The distinguishing common characteristic of these videos is that we see the company director as a member of the ensemble. While dancing alongside other company performers may be viewed as a self-effacing gesture, it can also be risky—inviting comparisons with fellow dancers.
Paul Taylor Dance Company
After taking over the directorship of the Paul Taylor Dance Company, Michael Novak continued performing this role in Taylor’s final work where he seems to step out of the crowd—perhaps anticipating his own ascendancy.
Caleb Teicher & Company
The prodigiously talented Caleb Teicher functions as just another member of the group here, though the shock of white hair on his forehead makes him easy to spot.
Seán Curran Company
Folk Dances for the Future (Traditional Methods/Postmodern Techniques), 2004
Seán Curran gives himself one humorous solo moment in this excerpt, but we otherwise see him here as part of two different trios—combining the forms of Irish step dancing and contemporary dance in his own inimitable way.
Chinoise Flower, 2000
Choreographer Kota Yamazaki places himself among nine other performers who careen through the stage space with alarming speed, constantly shifting the focus through overlapping entrances and exits.
Sur-Perros del Sur, 1992
Company co-directors Pep Ramis and María Muñoz are the performers seen screaming at each other in this clip, while the work’s third performer hangs from a rope.
The Bench Quartet, 2003
Surrounding himself with fellow dancers of his own generation, Doug Varone programmed this early work on a unique evening of chamber dances that he designated as “Doug Varone’s Short Fictions.”
Ronald K. Brown/EVIDENCE
Brown positions himself as the most visible dancer in a lineup at the start of this clip, but he soon blends into the group as the movement begins.

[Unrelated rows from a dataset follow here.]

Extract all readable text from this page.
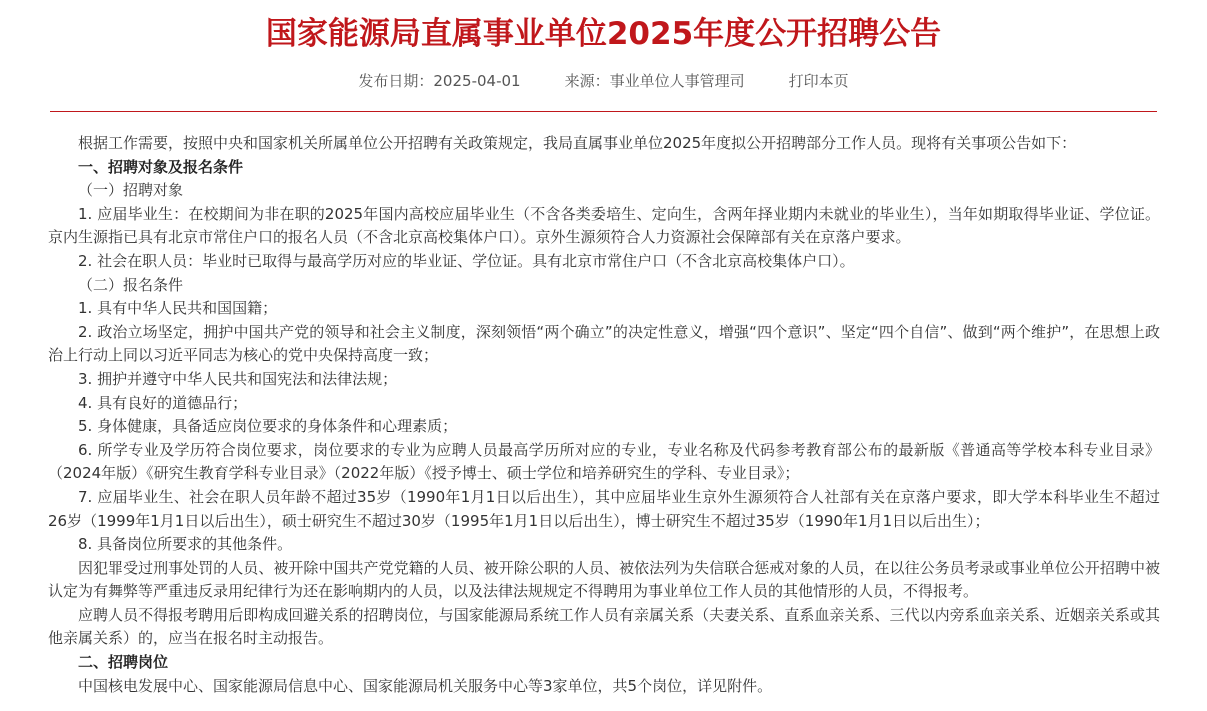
国家能源局直属事业单位2025年度公开招聘公告
发布日期：2025-04-01	来源：事业单位人事管理司	打印本页

根据工作需要，按照中央和国家机关所属单位公开招聘有关政策规定，我局直属事业单位2025年度拟公开招聘部分工作人员。现将有关事项公告如下：

一、招聘对象及报名条件

（一）招聘对象

1. 应届毕业生：在校期间为非在职的2025年国内高校应届毕业生（不含各类委培生、定向生，含两年择业期内未就业的毕业生），当年如期取得毕业证、学位证。京内生源指已具有北京市常住户口的报名人员（不含北京高校集体户口）。京外生源须符合人力资源社会保障部有关在京落户要求。

2. 社会在职人员：毕业时已取得与最高学历对应的毕业证、学位证。具有北京市常住户口（不含北京高校集体户口）。

（二）报名条件

1. 具有中华人民共和国国籍；

2. 政治立场坚定，拥护中国共产党的领导和社会主义制度，深刻领悟“两个确立”的决定性意义，增强“四个意识”、坚定“四个自信”、做到“两个维护”，在思想上政治上行动上同以习近平同志为核心的党中央保持高度一致；

3. 拥护并遵守中华人民共和国宪法和法律法规；

4. 具有良好的道德品行；

5. 身体健康，具备适应岗位要求的身体条件和心理素质；

6. 所学专业及学历符合岗位要求，岗位要求的专业为应聘人员最高学历所对应的专业，专业名称及代码参考教育部公布的最新版《普通高等学校本科专业目录》（2024年版）《研究生教育学科专业目录》（2022年版）《授予博士、硕士学位和培养研究生的学科、专业目录》；

7. 应届毕业生、社会在职人员年龄不超过35岁（1990年1月1日以后出生），其中应届毕业生京外生源须符合人社部有关在京落户要求，即大学本科毕业生不超过26岁（1999年1月1日以后出生），硕士研究生不超过30岁（1995年1月1日以后出生），博士研究生不超过35岁（1990年1月1日以后出生）；

8. 具备岗位所要求的其他条件。

因犯罪受过刑事处罚的人员、被开除中国共产党党籍的人员、被开除公职的人员、被依法列为失信联合惩戒对象的人员，在以往公务员考录或事业单位公开招聘中被认定为有舞弊等严重违反录用纪律行为还在影响期内的人员，以及法律法规规定不得聘用为事业单位工作人员的其他情形的人员，不得报考。

应聘人员不得报考聘用后即构成回避关系的招聘岗位，与国家能源局系统工作人员有亲属关系（夫妻关系、直系血亲关系、三代以内旁系血亲关系、近姻亲关系或其他亲属关系）的，应当在报名时主动报告。

二、招聘岗位

中国核电发展中心、国家能源局信息中心、国家能源局机关服务中心等3家单位，共5个岗位，详见附件。
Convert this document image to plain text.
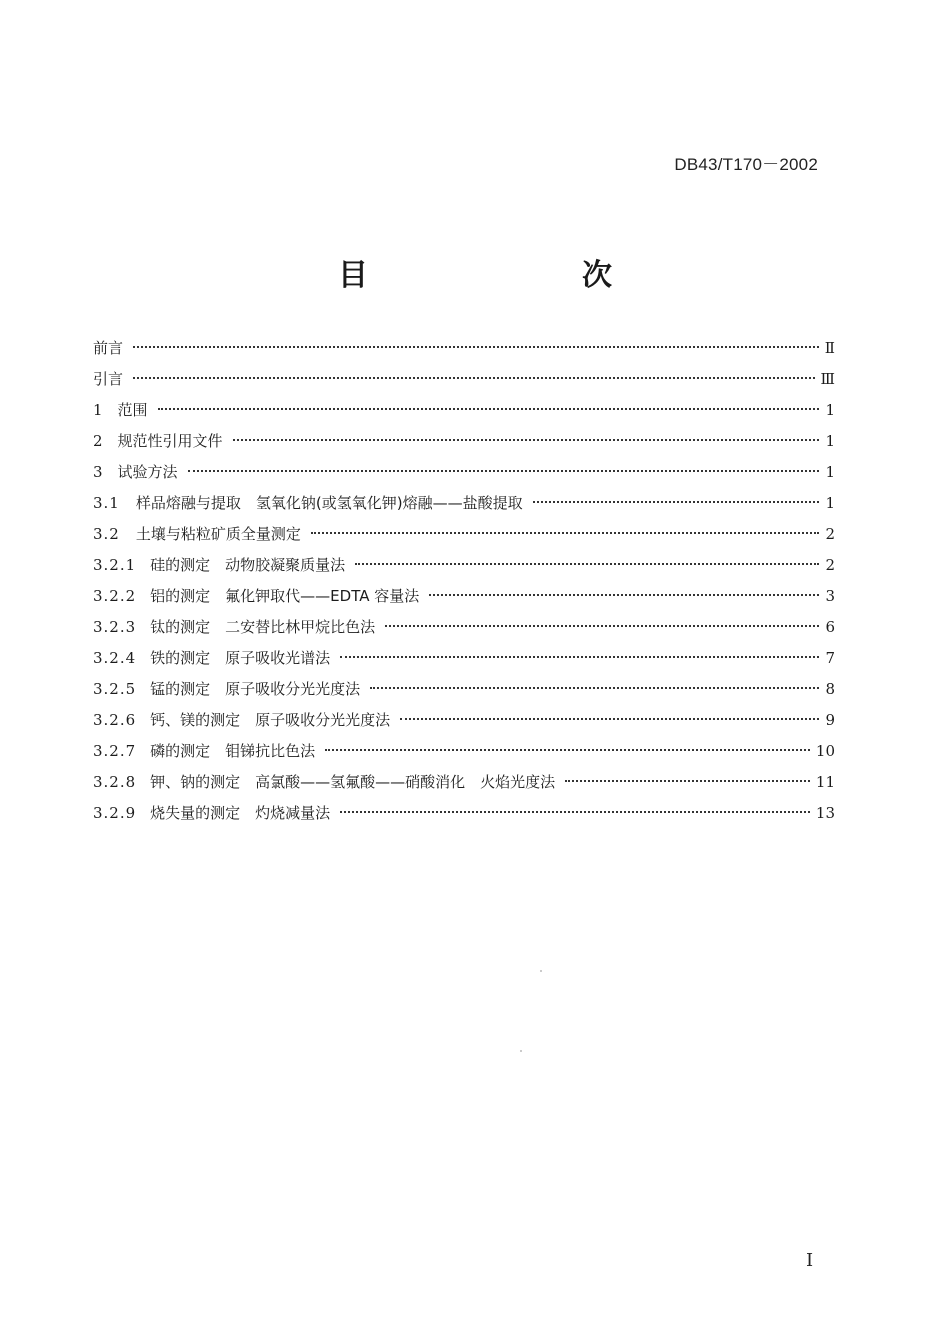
DB43/T170－2002
目　次
前言	Ⅱ
引言	Ⅲ
1 范围	1
2 规范性引用文件	1
3 试验方法	1
3.1 样品熔融与提取　氢氧化钠(或氢氧化钾)熔融——盐酸提取	1
3.2 土壤与粘粒矿质全量测定	2
3.2.1 硅的测定　动物胶凝聚质量法	2
3.2.2 铝的测定　氟化钾取代——EDTA 容量法	3
3.2.3 钛的测定　二安替比林甲烷比色法	6
3.2.4 铁的测定　原子吸收光谱法	7
3.2.5 锰的测定　原子吸收分光光度法	8
3.2.6 钙、镁的测定　原子吸收分光光度法	9
3.2.7 磷的测定　钼锑抗比色法	10
3.2.8 钾、钠的测定　高氯酸——氢氟酸——硝酸消化　火焰光度法	11
3.2.9 烧失量的测定　灼烧减量法	13
I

JAZZDANCE by Danny Buraczeski
Swing Concerto, 1995
Watch for Danny Buraczeski’s entrance as the middle dancer in a group of three who enter about halfway through this clip, and you won’t be able to take your eyes off him after that!
Halau Hula O Hoakalei
Aia Molokaʻi Kuʻu Iwa, 1990
Throughout most of the performance, Helen Hoakalei Kamau’u was tucked among the musicians behind the greenery, but she ventured into center stage for this special encore.
Trisha Brown Dance Company
Lateral Pass, 1986
While Trisha Brown is the lone dancer who remains visible when the curtain closes in a theatrical coup, each dancer here is seen as a distinct individual with his or her own trajectory.
Charles Moulton Dance Company
There is no apparent hierarchy among these three dancers, aside from the fact that one of them is the choreographer whose name is on the company.
Merce Cunningham Dance Company
Cunningham himself can be seen here darting about the stage in a dark leotard, from his company’s Pillow debut in 1955.